Capítulo 1 Una Puerta, Dos Coronas

¿Sabes esos días en los que te despiertas tarde, tu café sabe a rayos, tu roommate ha usado tu secador y encima llueve justo cuando decides lavarte el cabello? Bueno, ese fue mi lunes. Aunque para ser honesta, casi todos mis lunes son una tragicomedia digna de Netflix. Solo que este... bueno, este venía con un plot twist real al final.

Me llamo Elena Whitmore. Tengo 21 años, estudio literatura en Londres y mi plan de vida es... bueno, no tener uno todavía. Me gustan las series románticas, el ramen instantáneo, y evitar toda actividad que implique correr o usar tacones. Así que imagínate mi cara cuando literalmente me llegaron a ofrecer una corona.

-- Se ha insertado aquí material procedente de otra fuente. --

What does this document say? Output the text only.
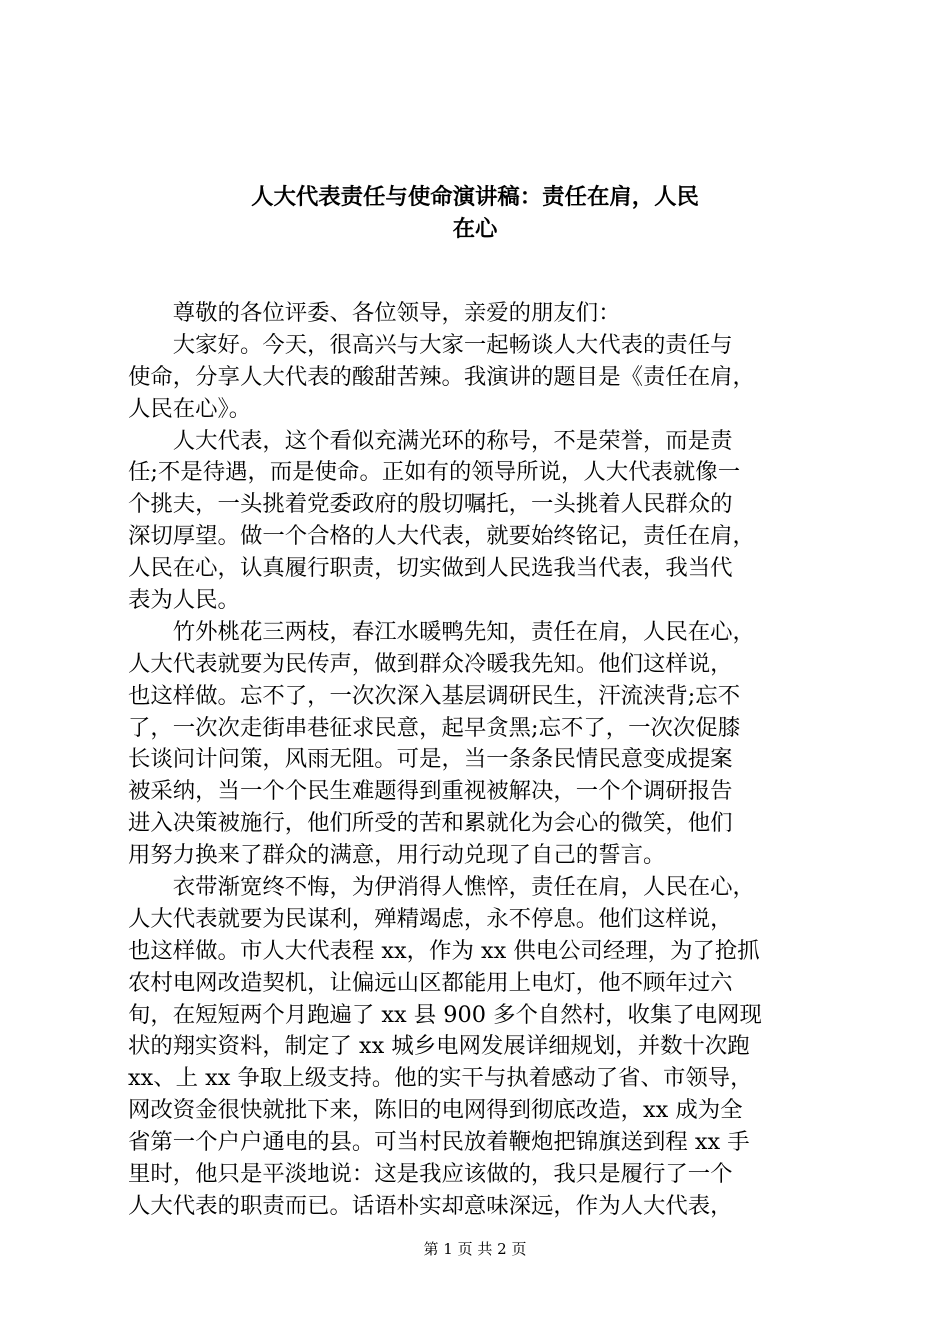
人大代表责任与使命演讲稿：责任在肩，人民
在心
　　尊敬的各位评委、各位领导，亲爱的朋友们：
　　大家好。今天，很高兴与大家一起畅谈人大代表的责任与
使命，分享人大代表的酸甜苦辣。我演讲的题目是《责任在肩，
人民在心》。
　　人大代表，这个看似充满光环的称号，不是荣誉，而是责
任;不是待遇，而是使命。正如有的领导所说，人大代表就像一
个挑夫，一头挑着党委政府的殷切嘱托，一头挑着人民群众的
深切厚望。做一个合格的人大代表，就要始终铭记，责任在肩，
人民在心，认真履行职责，切实做到人民选我当代表，我当代
表为人民。
　　竹外桃花三两枝，春江水暖鸭先知，责任在肩，人民在心，
人大代表就要为民传声，做到群众冷暖我先知。他们这样说，
也这样做。忘不了，一次次深入基层调研民生，汗流浃背;忘不
了，一次次走街串巷征求民意，起早贪黑;忘不了，一次次促膝
长谈问计问策，风雨无阻。可是，当一条条民情民意变成提案
被采纳，当一个个民生难题得到重视被解决，一个个调研报告
进入决策被施行，他们所受的苦和累就化为会心的微笑，他们
用努力换来了群众的满意，用行动兑现了自己的誓言。
　　衣带渐宽终不悔，为伊消得人憔悴，责任在肩，人民在心，
人大代表就要为民谋利，殚精竭虑，永不停息。他们这样说，
也这样做。市人大代表程 xx，作为 xx 供电公司经理，为了抢抓
农村电网改造契机，让偏远山区都能用上电灯，他不顾年过六
旬，在短短两个月跑遍了 xx 县 900 多个自然村，收集了电网现
状的翔实资料，制定了 xx 城乡电网发展详细规划，并数十次跑
xx、上 xx 争取上级支持。他的实干与执着感动了省、市领导，
网改资金很快就批下来，陈旧的电网得到彻底改造，xx 成为全
省第一个户户通电的县。可当村民放着鞭炮把锦旗送到程 xx 手
里时，他只是平淡地说：这是我应该做的，我只是履行了一个
人大代表的职责而已。话语朴实却意味深远，作为人大代表，
第 1 页 共 2 页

Pero espera, no nos adelantemos.

Esa mañana desperté tarde porque apreté "posponer" como cinco veces en el despertador del móvil. Salté de la cama con el cabello como si hubiese dormido en una licuadora y me vestí a toda velocidad, lo cual en mi mundo significa: jeans, sudadera de Hogwarts y unas zapatillas que han visto mejores días.

–¡Lucy! ¿Te comiste mis tostadas? –grité desde la cocina al ver mi plato vacío.

–¡No! ¡Eran huérfanas! –me respondió mi compañera de piso desde el baño.

Claro. Huérfanas. Así les llama cuando me roba el desayuno. Mientras trataba de aceptar mi destino de desayunar aire, mi móvil vibró con una notificación: clase en diez minutos. Perfecto.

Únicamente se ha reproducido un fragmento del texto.